A Severe Battle at Franklin, Tenn.
HOOD DEFEATED BY THOMAS.
The Rebels Desperately Assault Our Works.
They are Repulsed with Fearful Carnage.
Six Thousand Rebels Killed and Wounded.
TWELVE HUNDRED PRISONERS CAPTURED
Our Loss Less Than One Thousand.
MAGNIFICENT BEHAVIOR OF OUR TROOPS
Full and Graphic Account from Our Special Correspondent.

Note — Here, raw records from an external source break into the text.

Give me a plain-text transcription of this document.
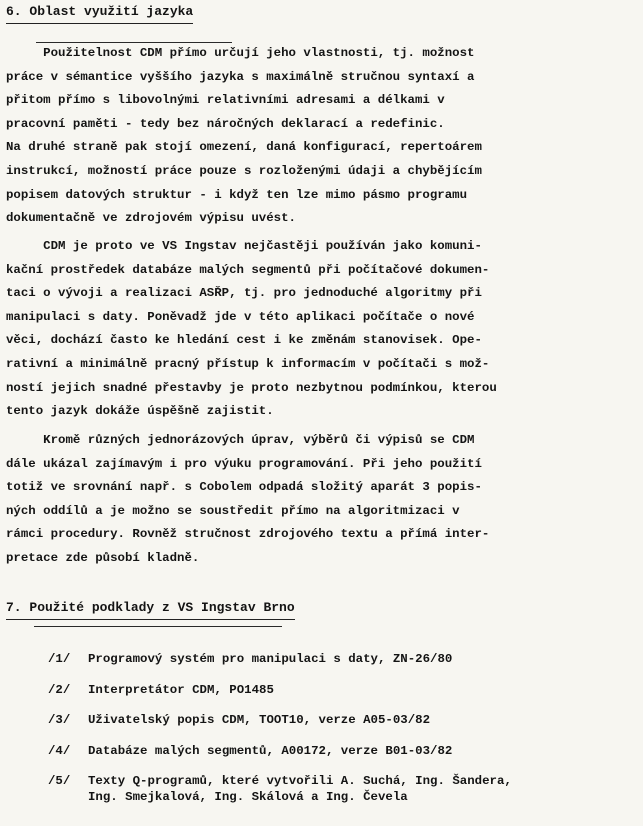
6. Oblast využití jazyka
Použitelnost CDM přímo určují jeho vlastnosti, tj. možnost
práce v sémantice vyššího jazyka s maximálně stručnou syntaxí a
přitom přímo s libovolnými relativními adresami a délkami v
pracovní paměti - tedy bez náročných deklarací a redefinic.
Na druhé straně pak stojí omezení, daná konfigurací, repertoárem
instrukcí, možností práce pouze s rozloženými údaji a chybějícím
popisem datových struktur - i když ten lze mimo pásmo programu
dokumentačně ve zdrojovém výpisu uvést.
CDM je proto ve VS Ingstav nejčastěji používán jako komuni-
kační prostředek databáze malých segmentů při počítačové dokumen-
taci o vývoji a realizaci ASŘP, tj. pro jednoduché algoritmy při
manipulaci s daty. Poněvadž jde v této aplikaci počítače o nové
věci, dochází často ke hledání cest i ke změnám stanovisek. Ope-
rativní a minimálně pracný přístup k informacím v počítači s mož-
ností jejich snadné přestavby je proto nezbytnou podmínkou, kterou
tento jazyk dokáže úspěšně zajistit.
Kromě různých jednorázových úprav, výběrů či výpisů se CDM
dále ukázal zajímavým i pro výuku programování. Při jeho použití
totiž ve srovnání např. s Cobolem odpadá složitý aparát 3 popis-
ných oddílů a je možno se soustředit přímo na algoritmizaci v
rámci procedury. Rovněž stručnost zdrojového textu a přímá inter-
pretace zde působí kladně.
7. Použité podklady z VS Ingstav Brno
/1/	Programový systém pro manipulaci s daty, ZN-26/80
/2/	Interpretátor CDM, PO1485
/3/	Uživatelský popis CDM, TOOT10, verze A05-03/82
/4/	Databáze malých segmentů, A00172, verze B01-03/82
/5/	Texty Q-programů, které vytvořili A. Suchá, Ing. Šandera,
Ing. Smejkalová, Ing. Skálová a Ing. Čevela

Washington, Thursday, Dec.1.
The following official dispatch concerning the report of the victory in Tennessee, has been received at headquarters:
FRANKLIN, Tenn., Wednesday, Nov.30.
The enemy made a heavy and persistent attack with two corps, commencing at 4 P.M., and lasting till after dark. He was repulsed at all points with heavy loss — probably of five or six thousand men. Our loss is probably not more than one-fourth of that number. We have captured about one thousand prisoners, including one Brigadier-General.
(Signed,) JOHN SCHOFIELD
OUR SPECIAL ACCOUNT.
Special Dispatch to the New-York Times.
FOUR MILES SOUTH OF NASHVILLE.
Gen. SCHOFIELD yesterday fought one of the prettiest fights of the war, resulting most disastrously to the rebels, with little loss to ourselves. After three days’ skirmishing, the rebels crowded our first line of works yesterday afternoon, and at 4 P.M. made a most desperate attack on our right and centre, forcing our lines to our breastworks, which were thrown up from river to river in an open field on the Cumberland Pike, which ran through the centre of the field.
At least half the rebel force engaged endeavored to pierce our centre, and come down viciously on WAGNER’S Division, which, after desperate fighting, fell back, and MANY’S rebel division, of FRANK CHEATAM’S corps, got inside our works and captured two guns. Our centre was not broken, however, and, better still, Gen. WAGNER successfully rallied our troops, who charged on the enemy, recaptured the two guns, and drove the division over the breastworks, capturing one entire brigade and its commander.
At 4:30 o’clock the battle was waged with unabating vigor, the enemy having made during a half hour several attempts to break our centre.
The Federal position was a magnificent one, and the result of these four days’ work were magnificently grand.
All this while the rebels had appeared in front of our right. The plan was to pierce our centre and crush our right wing before dark. A portion of our infantry were engaged three-quarters of an hour firing on the rebel columns who stood their ground like madmen. During the every charge made on our right and centre, volleys of grape and canister were hurled into their lines, and only darkness prevented their sacrifice being more awful. It is said that no canister shot was used by the rebels during the day, but fired shot and shell.
After the first break of WAGNER’S division and its recovery, our line never budged a step. All was quiet after 10 P.M. It was not only one of the prettiest but cleanest battles of the war. The excessive slaughter of the enemy was owing to our wholesale use of canister and grape, and our selection of ground. The battle was fought in an open field, with no trees or undergrowth, or other interruption. The enemy’s loss in killed and wounded approximates 7,000, and we have over 1,200 prisoners, and one general officer and several field officers. The Colonel of the Fifteenth Mississippi, a Northern man, of Illinois, was wounded and taken prisoner. Four-fifths of his regiment were killed, wounded or captured. Our loss does not reach a thousand, hors du cambat. Gen. Bradley, of Illinois, while gallantly leading his troops, was severely wounded in the shoulder. Our loss in field officers is very small. Our troops behaved handsomely. SCHOFIELD commanded on the field, STANLEY on the right, and Cox on the left. Gen. Stanley was wounded slightly in the neck, but remained on the field and is all right to-day.
I have told you all along the programme of Gen. Thomas would electrify you, and this is but the epilogue of the battle to come off.
After our dead, wounded and prisoners were cared for, our army fell back to this point, and are in line of battle while I write. Up to this time, 3 P.M., the enemy has not made his appearance. The Third Corps of Veterans are in readiness, and a battle is expected before daylight to-morrow. All Government work is suspended, and all are under arms, from Gen. DONALDSON down to the unscientific laborers.
The falling back of our troops was accomplished at 8 o’clock this morning, and bridges burned across Harpeth River to retard the transportation of rebel supplies. The cavalry was handled prettily by Gen. WILSON, between Spring Hill and Triune.
A.J. SMITH’s corps is in line of battle, and the situation is particularly grand. Forts Negley, Morton, Cairo and Houston are alive, and the infantry movement perfectly satisfactory. Something must immediately transpire, as Gen. THOMAS is ready to strike no matter how the rebels move.